Éviter les accidents et les dégâts matériels, c’est aussi l’intérêt des employeurs. Pourtant, les analyses d’accidents du travail montrent que la pression de l’encadrement est une des premières causes d’accidents. Face à ça, les opérateurs doivent rester soudés et attentifs les uns aux autres, même s’il subsiste, chez nombre d’entre eux, des tendances virilistes -qui les incitent à repousser leurs limites- ou individualistes -qui n’incitent pas à recevoir ou à donner des conseils-. On voit bien que ce qui est dangereux, quand on manipule des dispositifs de levage est de ne pas être concentré collectivement. Or, pour faire équipe, il faut communiquer. Ce que les opérateurs ne savent pas tous bien faire, c’est le moins qu’on puisse dire. Les ouvriers n’aiment pas parler. Ils ont été « sélectionnés » sur ce critère à l’école. Ceux qui parlaient bien, écrivaient bien, ont grimpé. Et ceux qui étaient moins bons dans ces compétences-là ont été dirigés vers les filières techniques, là où on a moins l’habitude de théoriser, de s’exprimer sur ce qu’on fait. Les cadres ont toujours l’impression que l’opérateur ne sait pas, qu’il n’est pas capable. Ça décourage de poser des questions : « Je vais encore passer pour un débile. » Pourtant je pense que ce serait important de pouvoir informer précisément la maîtrise de ce qui se passe concrètement pour nous dans l’action.
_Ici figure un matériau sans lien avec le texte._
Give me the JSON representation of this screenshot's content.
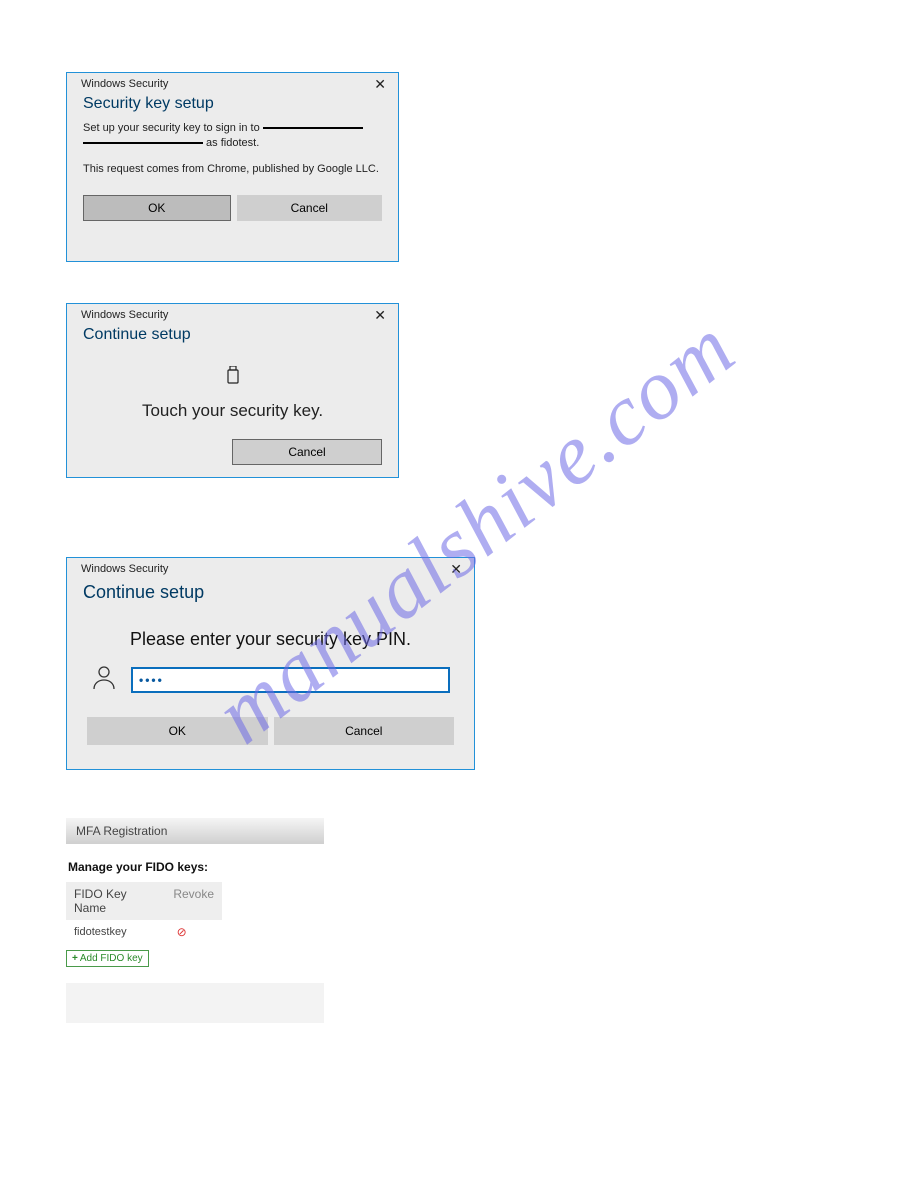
{
  "dialog1": {
    "titlebar": "Windows Security",
    "heading": "Security key setup",
    "line_pre": "Set up your security key to sign in to ",
    "line_tail": " as fidotest.",
    "subline": "This request comes from Chrome, published by Google LLC.",
    "ok": "OK",
    "cancel": "Cancel"
  },
  "dialog2": {
    "titlebar": "Windows Security",
    "heading": "Continue setup",
    "message": "Touch your security key.",
    "cancel": "Cancel"
  },
  "dialog3": {
    "titlebar": "Windows Security",
    "heading": "Continue setup",
    "message": "Please enter your security key PIN.",
    "pin_value": "••••",
    "ok": "OK",
    "cancel": "Cancel"
  },
  "mfa": {
    "header": "MFA Registration",
    "subtitle": "Manage your FIDO keys:",
    "col_name": "FIDO Key Name",
    "col_revoke": "Revoke",
    "rows": [
      {
        "name": "fidotestkey"
      }
    ],
    "add_label": "Add FIDO key"
  },
  "watermark": "manualshive.com"
}
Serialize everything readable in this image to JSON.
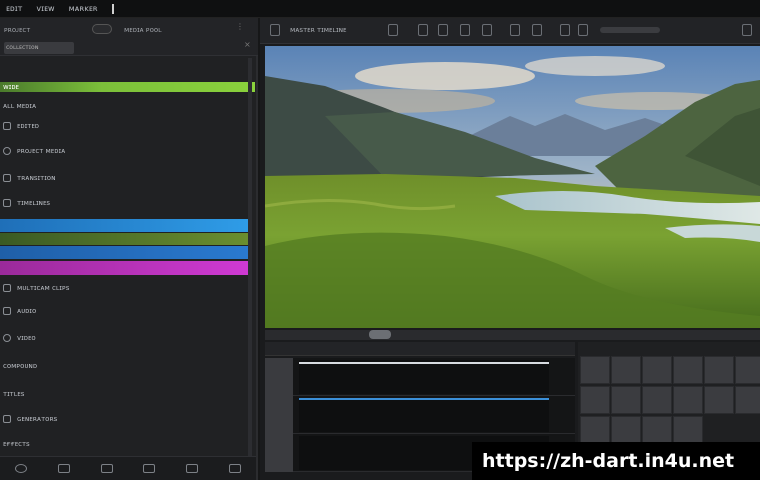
{
  "menubar": {
    "items": [
      "ᴇᴅɪᴛ",
      "ᴠɪᴇᴡ",
      "ᴍᴀʀᴋᴇʀ"
    ]
  },
  "left_panel": {
    "header_left": "ᴘʀᴏᴊᴇᴄᴛ",
    "header_right": "ᴍᴇᴅɪᴀ ᴘᴏᴏʟ",
    "sub_label": "ᴄᴏʟʟᴇᴄᴛɪᴏɴ",
    "green_bar_label": "ᴡɪᴅᴇ",
    "rows": [
      "ᴀʟʟ ᴍᴇᴅɪᴀ",
      "ᴇᴅɪᴛᴇᴅ",
      "ᴘʀᴏᴊᴇᴄᴛ ᴍᴇᴅɪᴀ",
      "ᴛʀᴀɴsɪᴛɪᴏɴ",
      "ᴛɪᴍᴇʟɪɴᴇs"
    ],
    "rows_lower": [
      "ᴍᴜʟᴛɪᴄᴀᴍ ᴄʟɪᴘs",
      "ᴀᴜᴅɪᴏ",
      "ᴠɪᴅᴇᴏ",
      "ᴄᴏᴍᴘᴏᴜɴᴅ",
      "ᴛɪᴛʟᴇs",
      "ɢᴇɴᴇʀᴀᴛᴏʀs",
      "ᴇғғᴇᴄᴛs"
    ]
  },
  "viewer": {
    "title": "ᴍᴀsᴛᴇʀ ᴛɪᴍᴇʟɪɴᴇ"
  },
  "watermark": {
    "url": "https://zh-dart.in4u.net"
  }
}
Les gens des bureaux, sont bien conscients qu’ils ne sont pas à la meilleure place pour appréhender tout ce qui se passe, le processus -process en anglais- et ils nous sollicitent parfois. Même s’ils nous disent que nous sommes « bien placés » pour leur faire des remontées de terrain, nous ressentons alors, parfois, une sorte de « mépris de classe » quand quelque chose ne s’est pas bien passé. Leur premier réflexe, même si ce sont des personnes gentilles par ailleurs, va être de lâcher : « Ah ces opérateurs… Qu’est-ce qu’ils nous ont fait encore… ? » Dans le même temps, ils acceptent d’être interpellés et viennent parfois nous dire : « Tiens, j’ai inventé un outil, une nouvelle façon de faire. On va essayer ça ensemble… ». Tout le monde se dit « bonjour », même si parfois on ne se souvient plus des prénoms. Mais je pense que c’est particulier parce qu’on est un certain nombre à ne pas être arrivés là en tant que cancres qui ont raté l’école, mais comme des gens qui ont atterri ici après un parcours complexe.

Ce qui me donne envie de me lever le matin pour aller travailler, c’est l’ambiance de confiance qui règne entre nous. Et c’est le sentiment de correspondre au principal critère de recrutement qui est la capacité à s’engrener avec les autres, exactement comme des engrenages. Cela demande un effort que j’aime faire et que j’arrive à susciter de la part de mes compagnons de travail.

Il y a bientôt deux ans, je suis rentré dans cette boite en CDI parce que l’entreprise avait vraiment un grand besoin de main-d’œuvre dans cette période. Or, la main-d’œuvre qualifiée ou très qualifiée était déjà captée par les autres gros employeurs industriels du bassin d’emplois très dynamique de Saint-Nazaire. Et aujourd’hui, je me souviens avec émotion de ce job dating où la RH a lancé en brandissant mon CV : « Oui,votre profil nous intéresse, on va vous embaucher ! » Que de chemin parcouru depuis !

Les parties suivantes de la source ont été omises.